Не дождавшись конца проповеди, один из стреблян, длиноволинноволосый воин с серьгой в ухе, вполне добродушной внешности, размахнулся и ударом дубовой палицы разбил голову ближайшему к монаху пленному.
Кровь и мозг обрызгали лицо руки Петра. Он задохнулся на полуслове и только стон ужаса вырвался из его рта. Стоящий на коленях рядом с падающим телом, авар, поднял на грека ясный печальный взгляд, похожий на взгляд умирающих неподалёку лошадей, и вдруг улыбнулся белозубой улыбкой, глядя на смешного церковника. Следующим ударом он тоже был убит среблянином, но тело его ещё некоторое время трепетало и дрожало перед тем, как затихнуть вовсе.
– Лошадям сейчас уход нужен и корм, а они потом великую службу нам сослужат, разорвись спина!
– сказал князь, оторвавшись от этого зрелища и садясь на сундук у шатра на опушке, - они такие красивые, как души богов!
– Да уж, - согласился Мышец принимая у князя расшитый рушник и откладывая ковш, - чего, нога болит?
– А людишки добычу будут требовать, а потом предадут и сбегут к здешним пышногрудым хорваткам, под подолом у них шарить и на сеновале жить припеваючи, - мотнув отрицательно головой, князь стал смотреть, как его нового гнедого жеребца уже раздевшийся до портов Полукорм ведёт в реку и начинает пучком травы смывать с него грязь и пот, - а кони... поворачивают головы на всплеск, - и после этого он запел тихо и глухо, -
А кони поворачивают головы на всплеск,
А за туманом нет реки - обрыв и прорва!
И с небом там смыкается огромный древний лес,
Наверное за ним прибежище для мёртвых...
– Кому они нужны тут, наши кособрюхие?
– с сомнением произнес Семик, который вместе с Торопом в это время разравнивали на куске дерюжной ткани драгоценности снятые с аварских воинов, и было видно, что руки его дрожат от недавнего напряжения, - тут своих хватает бородатых.

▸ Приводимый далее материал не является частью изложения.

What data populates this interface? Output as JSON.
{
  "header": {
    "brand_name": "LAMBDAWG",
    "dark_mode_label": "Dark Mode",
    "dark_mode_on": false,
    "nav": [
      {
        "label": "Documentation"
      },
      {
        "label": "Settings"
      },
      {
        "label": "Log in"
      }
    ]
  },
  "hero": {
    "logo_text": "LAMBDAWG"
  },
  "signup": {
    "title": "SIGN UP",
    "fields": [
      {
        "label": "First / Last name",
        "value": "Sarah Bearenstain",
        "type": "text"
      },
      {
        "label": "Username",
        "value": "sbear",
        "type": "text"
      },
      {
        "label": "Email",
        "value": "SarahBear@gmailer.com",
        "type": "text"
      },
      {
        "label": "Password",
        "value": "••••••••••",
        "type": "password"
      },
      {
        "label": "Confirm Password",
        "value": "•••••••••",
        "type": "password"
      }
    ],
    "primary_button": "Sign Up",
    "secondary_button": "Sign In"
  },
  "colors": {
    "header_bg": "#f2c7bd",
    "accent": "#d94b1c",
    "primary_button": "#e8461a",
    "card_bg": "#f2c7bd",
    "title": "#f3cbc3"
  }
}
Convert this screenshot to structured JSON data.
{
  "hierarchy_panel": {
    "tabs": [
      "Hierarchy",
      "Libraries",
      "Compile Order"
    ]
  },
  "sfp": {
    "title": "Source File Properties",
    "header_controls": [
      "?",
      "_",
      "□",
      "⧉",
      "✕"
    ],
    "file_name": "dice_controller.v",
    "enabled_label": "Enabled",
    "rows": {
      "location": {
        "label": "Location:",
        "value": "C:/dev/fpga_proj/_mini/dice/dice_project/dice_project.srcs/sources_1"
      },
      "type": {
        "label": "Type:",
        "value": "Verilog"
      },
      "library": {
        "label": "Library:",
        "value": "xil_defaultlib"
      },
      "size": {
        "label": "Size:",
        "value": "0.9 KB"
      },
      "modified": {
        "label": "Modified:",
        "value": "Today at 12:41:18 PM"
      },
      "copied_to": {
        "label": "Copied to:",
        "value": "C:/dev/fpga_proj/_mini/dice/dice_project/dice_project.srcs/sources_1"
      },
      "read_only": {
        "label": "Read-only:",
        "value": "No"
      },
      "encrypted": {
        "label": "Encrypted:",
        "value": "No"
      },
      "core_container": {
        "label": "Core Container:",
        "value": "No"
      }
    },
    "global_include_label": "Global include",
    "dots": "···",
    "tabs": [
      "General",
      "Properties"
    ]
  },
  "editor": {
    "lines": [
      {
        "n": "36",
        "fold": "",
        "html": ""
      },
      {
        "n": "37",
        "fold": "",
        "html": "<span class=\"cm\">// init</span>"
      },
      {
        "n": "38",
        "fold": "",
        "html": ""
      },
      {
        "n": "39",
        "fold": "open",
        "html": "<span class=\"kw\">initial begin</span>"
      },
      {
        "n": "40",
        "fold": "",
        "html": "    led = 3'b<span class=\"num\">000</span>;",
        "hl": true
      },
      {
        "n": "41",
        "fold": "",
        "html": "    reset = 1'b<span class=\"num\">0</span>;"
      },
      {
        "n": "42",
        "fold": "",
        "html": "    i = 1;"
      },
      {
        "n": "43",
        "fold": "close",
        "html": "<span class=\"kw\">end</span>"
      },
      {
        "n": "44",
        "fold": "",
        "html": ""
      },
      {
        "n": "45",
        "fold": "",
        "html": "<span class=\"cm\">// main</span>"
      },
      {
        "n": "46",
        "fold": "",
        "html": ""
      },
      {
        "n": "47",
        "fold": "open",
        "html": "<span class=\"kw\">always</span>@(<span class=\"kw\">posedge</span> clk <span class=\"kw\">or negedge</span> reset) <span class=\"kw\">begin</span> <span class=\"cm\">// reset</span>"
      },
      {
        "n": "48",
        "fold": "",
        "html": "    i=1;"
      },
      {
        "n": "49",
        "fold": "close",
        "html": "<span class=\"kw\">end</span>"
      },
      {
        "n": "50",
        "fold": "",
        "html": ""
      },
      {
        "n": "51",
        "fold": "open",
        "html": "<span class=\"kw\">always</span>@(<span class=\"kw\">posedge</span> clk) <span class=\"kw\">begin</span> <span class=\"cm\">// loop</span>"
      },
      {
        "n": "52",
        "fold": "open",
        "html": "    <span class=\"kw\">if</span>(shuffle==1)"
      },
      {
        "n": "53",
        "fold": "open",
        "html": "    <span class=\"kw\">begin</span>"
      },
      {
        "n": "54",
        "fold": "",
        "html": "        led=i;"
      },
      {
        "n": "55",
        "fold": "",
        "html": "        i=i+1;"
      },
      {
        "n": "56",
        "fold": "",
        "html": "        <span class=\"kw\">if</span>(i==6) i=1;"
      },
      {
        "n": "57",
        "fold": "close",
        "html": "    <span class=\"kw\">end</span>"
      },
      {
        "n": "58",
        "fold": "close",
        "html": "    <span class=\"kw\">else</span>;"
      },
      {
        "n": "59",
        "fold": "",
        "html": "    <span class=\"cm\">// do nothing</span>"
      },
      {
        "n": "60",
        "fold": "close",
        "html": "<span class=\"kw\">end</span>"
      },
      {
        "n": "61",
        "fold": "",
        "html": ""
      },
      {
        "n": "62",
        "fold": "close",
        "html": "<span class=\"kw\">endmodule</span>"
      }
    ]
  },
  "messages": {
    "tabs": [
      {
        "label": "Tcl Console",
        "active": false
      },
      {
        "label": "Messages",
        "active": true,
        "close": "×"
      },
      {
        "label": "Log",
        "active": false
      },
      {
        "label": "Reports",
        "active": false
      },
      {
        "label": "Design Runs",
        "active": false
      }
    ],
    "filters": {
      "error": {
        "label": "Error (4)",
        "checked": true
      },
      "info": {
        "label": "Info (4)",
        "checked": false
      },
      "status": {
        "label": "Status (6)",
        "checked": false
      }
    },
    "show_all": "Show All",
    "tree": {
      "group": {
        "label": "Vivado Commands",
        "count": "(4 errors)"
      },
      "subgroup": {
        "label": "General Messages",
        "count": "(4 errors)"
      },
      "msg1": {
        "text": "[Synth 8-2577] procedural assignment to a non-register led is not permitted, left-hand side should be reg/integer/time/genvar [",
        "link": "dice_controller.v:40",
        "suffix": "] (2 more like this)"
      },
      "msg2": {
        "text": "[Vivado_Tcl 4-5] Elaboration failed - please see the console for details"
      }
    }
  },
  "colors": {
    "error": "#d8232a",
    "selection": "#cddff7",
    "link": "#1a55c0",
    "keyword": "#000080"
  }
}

К шатру, расположенному вполне уже открыто, ибо скрыть от торговцев и от местных жителей своё присутствие после сражения, весть о котором тут-же распространилась по окрестностям, не было смысла, подошёл один из кривичей и положил свёрток с драгоценными вещами, снятыми с убитых и вынутых их сумок. Несколько моравов почтенного возраста, будто седые бороды могли служить оправдание их свободного нахождения среди воинов, недавно вышедших из битвы и собирающих свою добычу, бродили от отдного убитого к другому и подолгу обшарили каждого. Они снимали с них одежду, обувь, всё, вплоть до ремешков вплетённых в косицы, всё, что было оставлено победителями, но имело хоть какую-то ценность. Их повозки, запряжённые волами стояли на другом берегу Одера, и при них находились маленькие дети и подростки, укладывающие и разбирающие снятую одежду, обувь и другие вещи.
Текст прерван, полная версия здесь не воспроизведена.